Only 50 years ago black and white photography was the most common among amateur photographers and those just learning would use black and white film due to the drastic difference in price with color film. Many people that began a hobby in photography also processed their own negatives and prints and the three-step process for film and prints was inexpensive and easy, whereas color developing required many more resources than most hobbyists were will to commit.
When dealing in black and white photography, the film went through a three-step chemical process and the printing paper, once exposed in their darkroom also went through a similar three-step process, which many could quickly learn. they could also have a complete black and white photography darkroom in their own home for under a hundred dollars to get started.

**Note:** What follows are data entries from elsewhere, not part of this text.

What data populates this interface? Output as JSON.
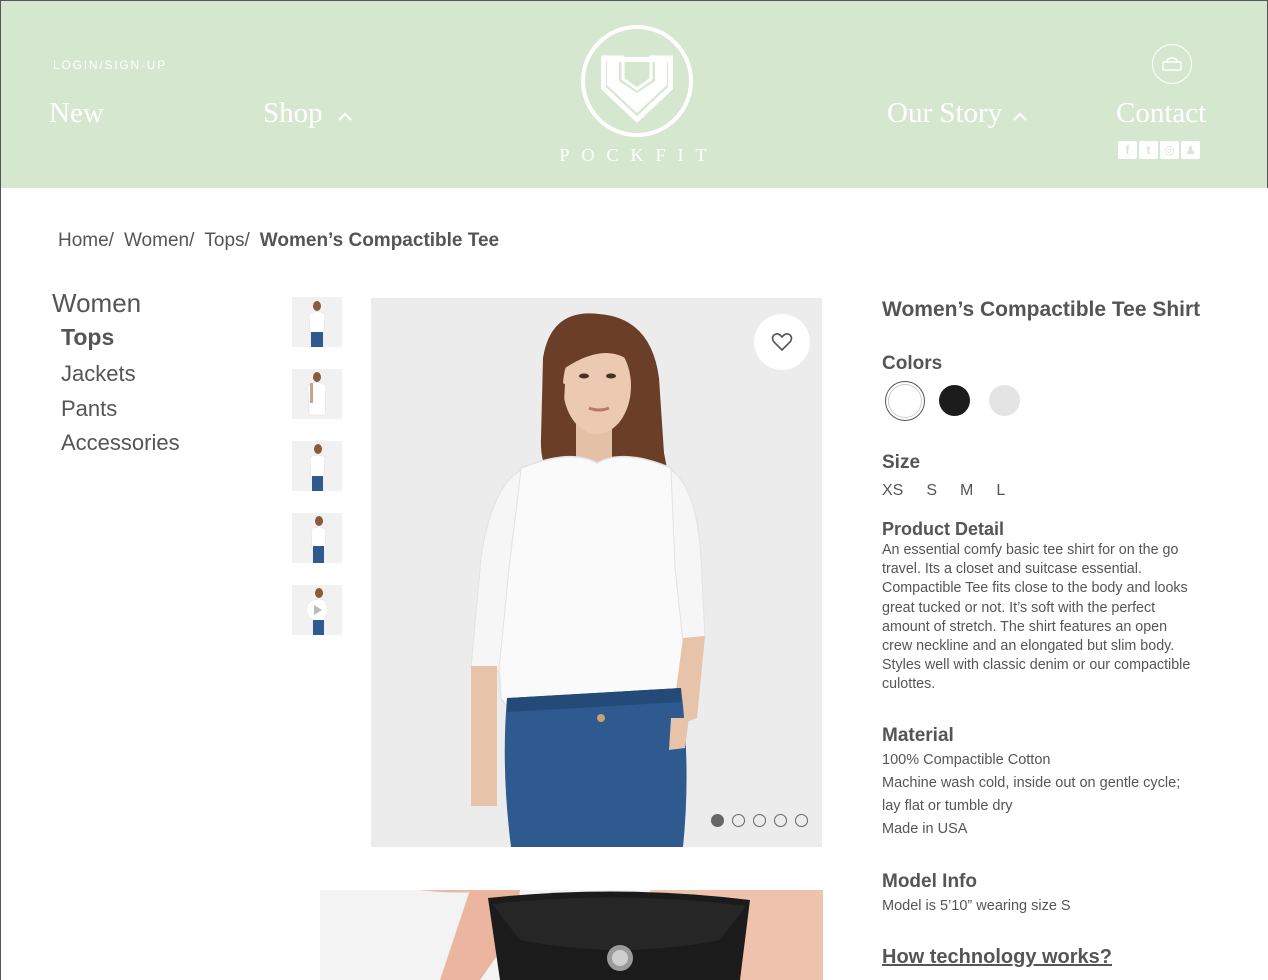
{
  "header": {
    "login_label": "LOGIN/SIGN-UP",
    "nav": {
      "new": "New",
      "shop": "Shop",
      "our_story": "Our Story",
      "contact": "Contact"
    },
    "brand": "POCKFIT",
    "socials": [
      "facebook-icon",
      "twitter-icon",
      "instagram-icon",
      "snapchat-icon"
    ],
    "bg_color": "#d5e8cf"
  },
  "breadcrumb": {
    "items": [
      "Home/",
      "Women/",
      "Tops/"
    ],
    "current": "Women’s Compactible Tee"
  },
  "sidebar": {
    "title": "Women",
    "items": [
      {
        "label": "Tops",
        "active": true
      },
      {
        "label": "Jackets",
        "active": false
      },
      {
        "label": "Pants",
        "active": false
      },
      {
        "label": "Accessories",
        "active": false
      }
    ]
  },
  "gallery": {
    "thumbnail_count": 5,
    "active_slide": 1,
    "slide_count": 5,
    "last_thumbnail_is_video": true
  },
  "product": {
    "title": "Women’s Compactible Tee Shirt",
    "colors_label": "Colors",
    "colors": [
      {
        "name": "white",
        "hex": "#ffffff",
        "selected": true
      },
      {
        "name": "black",
        "hex": "#1c1c1c",
        "selected": false
      },
      {
        "name": "grey",
        "hex": "#e4e4e4",
        "selected": false
      }
    ],
    "size_label": "Size",
    "sizes": [
      "XS",
      "S",
      "M",
      "L"
    ],
    "detail_label": "Product Detail",
    "detail_text": "An essential comfy basic tee shirt for on the go travel. Its a closet and suitcase essential. Compactible Tee fits close to the body and looks great tucked or not. It’s soft with the perfect amount of stretch. The shirt features an open crew neckline and an elongated but slim body. Styles well with classic denim or our compactible culottes.",
    "material_label": "Material",
    "material_lines": [
      "100% Compactible Cotton",
      "Machine wash cold, inside out on gentle cycle;",
      "lay flat or tumble dry",
      "Made in USA"
    ],
    "model_label": "Model Info",
    "model_text": "Model is 5’10” wearing size S",
    "tech_link": "How technology works?"
  }
}
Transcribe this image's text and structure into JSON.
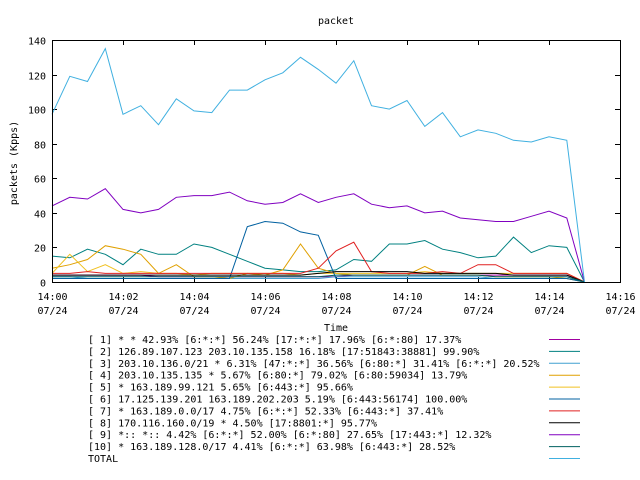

Digital Formatting Offers Best of Both Colors
With the age of digital photography, there is no questioning black and white photography or color as the cameras are designed to capture every image in color. However, some cameras have the settings to take the pictures in black and white, despite most printer and photo editing software offer the option to print the color pictures in black and white as well. The pictures can then be saved in both formats and reprinted at will.
Many believe that black and white photography offers the ability to create a softer, more appealing image, especially in fine art prints or in nude photography. Others appreciate the vast contrasts available with black and white photography in nature pictures as well as in some landscape photographs.
When the hobby of black and white photography was at its peak in the middle of the 20th century, it was almost rare to see hobbyists using color film. Just 20 years ago, the price of color film and processing fell dramatically making the use of black and white photography more the exception than the rule. With digital photography, even the most inexperienced photographer can experiment with both.